CVE-2022-40307: 
Linux Kernel vulnerability analysis and mitigation

A race condition vulnerability (CVE-2022-40307) was discovered in the Linux kernel through version 5.19.8, specifically in the drivers/firmware/efi/capsule-loader.c file. The vulnerability was discovered on September 9, 2022, affecting the EFI capsule loader driver implementation (NVD, Ubuntu).

The vulnerability stems from a race condition in the EFI capsule loader driver that can lead to a use-after-free condition. The issue occurs between the efi_capsule_write() and efi_capsule_flush() functions of efi_capsule_fops, which can be triggered if a user calls close() on another thread during a write() operation on the device node of the EFI capsule. The fix involved modifying the page freeing process to be done in efi_capsule_release() instead of efi_capsule_flush() (Linux Commit).

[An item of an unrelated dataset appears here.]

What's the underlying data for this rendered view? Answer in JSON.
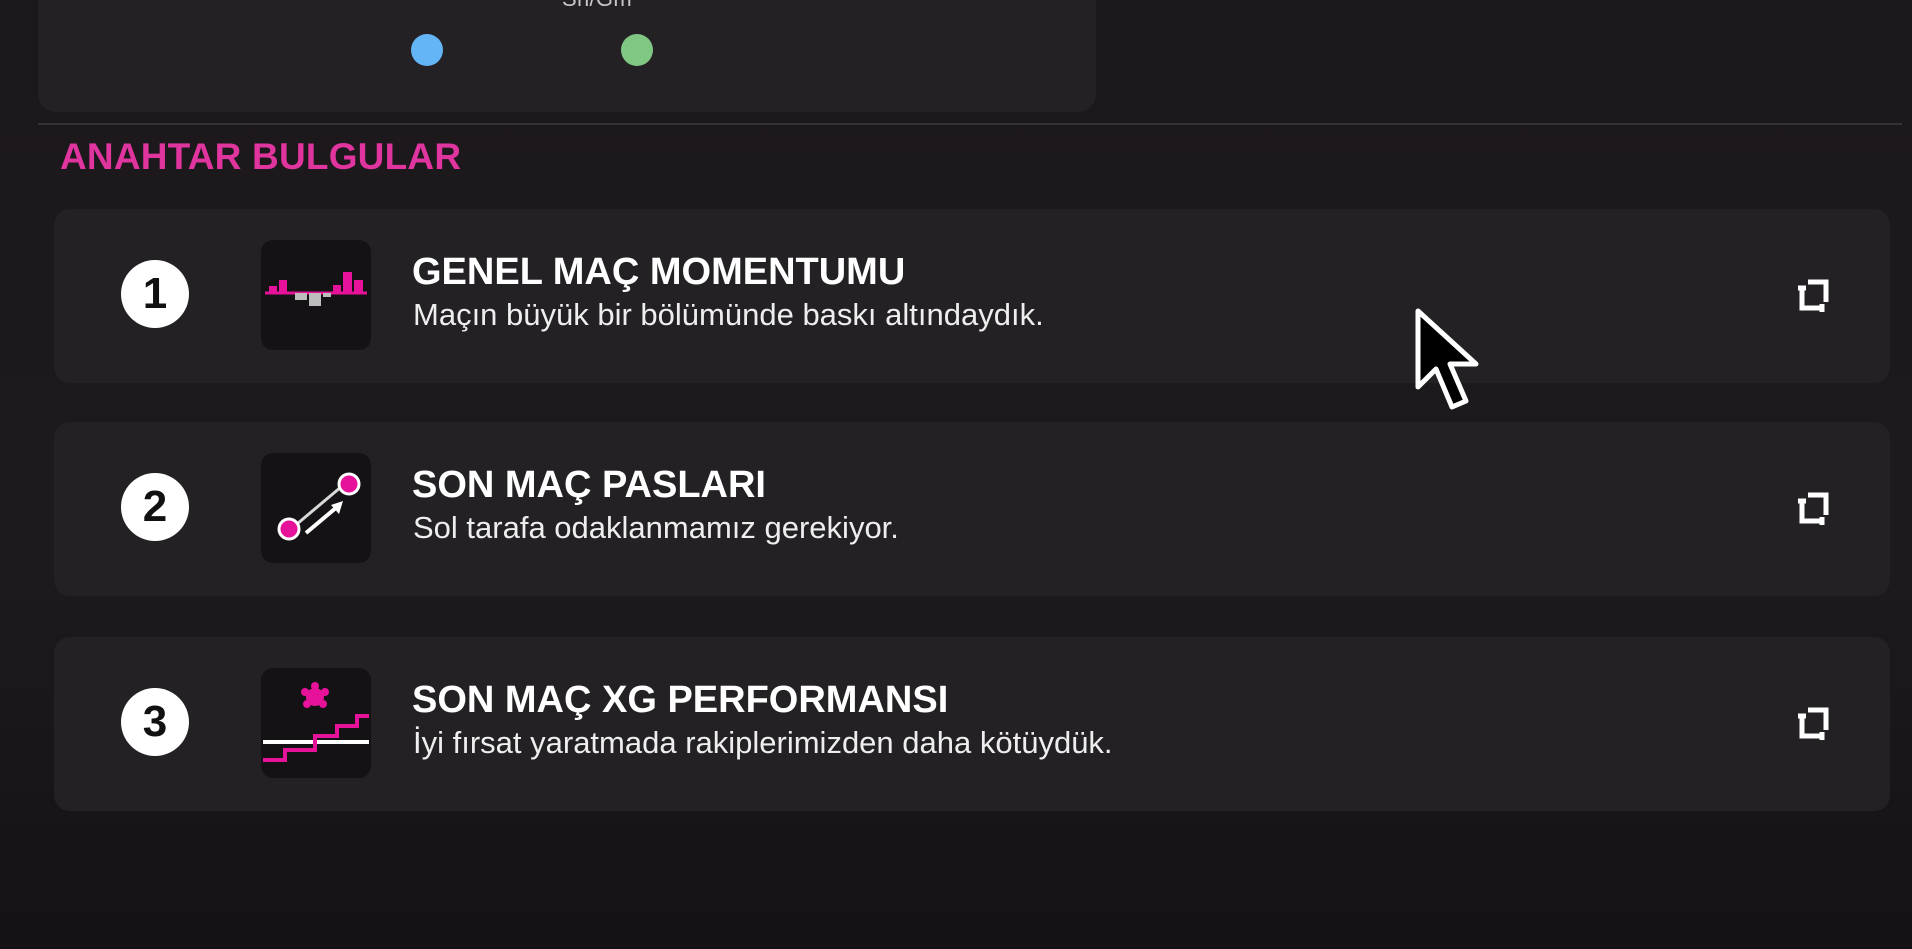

A local user with access to the /dev/efi_capsule_loader device could exploit this vulnerability to cause a denial of service (system crash or memory corruption) or potentially execute arbitrary code with elevated privileges. However, the security impact is somewhat limited as the device is normally only accessible by the root user (Debian LTS).

The vulnerability has been fixed in various Linux distributions through security updates. For example, Ubuntu has released fixes for multiple versions including 22.10 (5.19.0-28.29), 22.04 LTS (5.15.0-57.63), 20.04 LTS (5.4.0-136.153), and 18.04 LTS (4.15.0-201.212). Debian has also addressed this in version 5.10.149-1 for the stable distribution (bullseye) (Debian Security).